Beijing advertió a Estados Unidos de que tomará represalias si se incluye a empresas chinas en cualquier ampliación significativa de las nuevas sanciones secundarias de la administración Trump relacionadas con Irán.
Las medidas anunciadas el lunes por el secretario del Tesoro de EEUU, Scott Bessent, afectaron a empresas con sede en Hong Kong y en la China continental, pero no llegaron a incluir a las grandes instituciones financieras chinas.
Cualquier incremento importante de las sanciones estadounidenses contra China —país que compra el 90% del petróleo iraní— amenazaría con hacer saltar por los aires la relación bilateral, apenas un mes antes de la reunión prevista en Washington entre los presidentes Donald Trump y Xi Jinping.
La cumbre se considera crucial para la economía mundial; se espera que ambos líderes debatan la prórroga de la tregua de un año en su guerra comercial, acordada en octubre y consolidada tras la cordial visita de Trump a ´Beijing en mayo.
"China adoptará todas las medidas necesarias para salvaguardar con firmeza sus derechos e intereses", declaró el martes un portavoz del Ministerio de Asuntos Exteriores chino en respuesta a preguntas sobre las sanciones secundarias de EEUU contra Irán.
"China ha dejado clara en numerosas ocasiones su firme oposición a las sanciones unilaterales ilícitas que carecen de fundamento en el derecho internacional o de autorización por parte del Consejo de Seguridad de la ONU", afirmó. "La tarea urgente es facilitar la desescalada de la situación y retomar el diálogo y la negociación lo antes posible", añadió.

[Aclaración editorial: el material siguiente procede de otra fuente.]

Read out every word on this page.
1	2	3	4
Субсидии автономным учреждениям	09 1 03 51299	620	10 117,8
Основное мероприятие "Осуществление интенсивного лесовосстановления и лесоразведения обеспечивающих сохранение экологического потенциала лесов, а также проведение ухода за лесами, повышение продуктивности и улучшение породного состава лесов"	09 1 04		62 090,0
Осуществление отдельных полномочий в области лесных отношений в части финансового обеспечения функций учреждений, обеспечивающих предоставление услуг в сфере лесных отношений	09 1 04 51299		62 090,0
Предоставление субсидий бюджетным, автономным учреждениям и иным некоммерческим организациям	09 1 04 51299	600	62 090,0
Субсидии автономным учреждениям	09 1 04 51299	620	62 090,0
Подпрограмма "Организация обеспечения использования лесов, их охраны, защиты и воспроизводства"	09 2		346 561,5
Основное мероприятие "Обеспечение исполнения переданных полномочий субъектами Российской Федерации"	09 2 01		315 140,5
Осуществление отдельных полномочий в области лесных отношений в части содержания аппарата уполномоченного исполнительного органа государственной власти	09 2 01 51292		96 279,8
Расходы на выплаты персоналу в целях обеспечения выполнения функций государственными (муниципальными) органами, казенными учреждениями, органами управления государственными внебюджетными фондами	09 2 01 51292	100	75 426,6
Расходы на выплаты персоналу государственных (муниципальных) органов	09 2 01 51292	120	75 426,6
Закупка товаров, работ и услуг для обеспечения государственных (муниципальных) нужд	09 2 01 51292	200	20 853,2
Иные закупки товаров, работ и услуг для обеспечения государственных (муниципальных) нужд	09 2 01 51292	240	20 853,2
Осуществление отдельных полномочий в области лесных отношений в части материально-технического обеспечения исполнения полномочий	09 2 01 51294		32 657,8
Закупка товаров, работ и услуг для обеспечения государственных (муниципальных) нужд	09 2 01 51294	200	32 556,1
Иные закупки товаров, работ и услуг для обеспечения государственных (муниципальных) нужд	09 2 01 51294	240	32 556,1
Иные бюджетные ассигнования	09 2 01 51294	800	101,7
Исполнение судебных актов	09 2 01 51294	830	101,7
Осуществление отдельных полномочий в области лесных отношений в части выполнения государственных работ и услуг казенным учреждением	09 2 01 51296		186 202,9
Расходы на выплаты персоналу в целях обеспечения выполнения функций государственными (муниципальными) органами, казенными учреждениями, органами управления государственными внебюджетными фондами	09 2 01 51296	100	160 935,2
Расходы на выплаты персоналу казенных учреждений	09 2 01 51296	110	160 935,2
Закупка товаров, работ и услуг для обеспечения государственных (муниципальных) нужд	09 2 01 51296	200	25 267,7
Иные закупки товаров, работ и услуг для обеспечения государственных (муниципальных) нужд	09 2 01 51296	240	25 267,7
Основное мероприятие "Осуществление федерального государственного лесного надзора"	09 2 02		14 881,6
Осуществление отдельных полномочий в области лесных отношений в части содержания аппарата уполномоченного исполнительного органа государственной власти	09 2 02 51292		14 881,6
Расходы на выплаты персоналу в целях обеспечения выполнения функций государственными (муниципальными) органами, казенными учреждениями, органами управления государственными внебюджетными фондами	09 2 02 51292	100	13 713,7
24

Si bien las grandes refinerías estatales de China cumplen en gran medida con las sanciones impuestas al crudo iraní, Beijing permite que las refinerías del sector privado —conocidas como "teapots"— importen y procesen petróleo de dicho país.
Estados Unidos impuso sanciones a algunas de estas refinerías a principios de este año, pero China ordenó a las empresas nacionales que no las acataran.
China ha establecido un régimen contra las sanciones cada vez más contundente, que incluye contramedidas dirigidas a personas y organizaciones extranjeras que colaboren con las restricciones impuestas desde el exterior a empresas y cadenas de suministro chinas.
Riesgo de represalias
Cualquier intento de Estados Unidos por ampliar agresivamente el régimen de sanciones secundarias contra Irán para abarcar a empresas chinas conllevaría el riesgo de represalias por parte de Beijing; el año pasado, China demostró que podía paralizar la industria manufacturera estadounidense gracias a su control sobre minerales críticos esenciales para la producción de alta tecnología.
"Habrá que esperar para ver si se trata de un simple farol o si [Estados Unidos] está considerando seriamente imponer sanciones secundarias a China", señaló Wang Dong, investigador principal de la Universidad de Beijing. "Si lo hacen, China defenderá sin duda sus intereses nacionales... ya lo hicimos durante la primera ronda el año pasado", añadió.
Afirmó que Washington intentaba "trasladar la responsabilidad a otros y culpar a China de su propio fracaso".
Sin embargo, Zhu Feng, experto en relaciones internacionales de la Universidad de Nankín, señaló que, entre bastidores, China tiene un gran interés en alentar a las partes enfrentadas en el conflicto entre Estados Unidos e Irán a encontrar una solución.
Destacó que las continuas restricciones a la navegación a través del estratégico estrecho de Ormuz, derivadas del conflicto, están tensando toda la economía mundial.
"Desde la perspectiva china, no queremos vernos envueltos en una disputa entre Estados Unidos e Irán", afirmó. "Por otro lado, somos muy conscientes de que, si persiste la situación crítica en el estrecho de Ormuz, el riesgo para China también aumentará. Las principales importaciones de petróleo de China provienen de Oriente Medio; no de Irán, sino de Arabia Saudí e Irak".
En los últimos días, Xi se ha reunido con el rey Abdalá II de Jordania, mientras que el ministro de Asuntos Exteriores, Wang Yi, se ha reunido con su homólogo kuwaití; en ambos encuentros se abordaron la situación de Irán y la guerra en Gaza. "Así pues, el mensaje de China a Teherán es muy claro: esperamos que continúen las conversaciones de paz", declaró Zhu.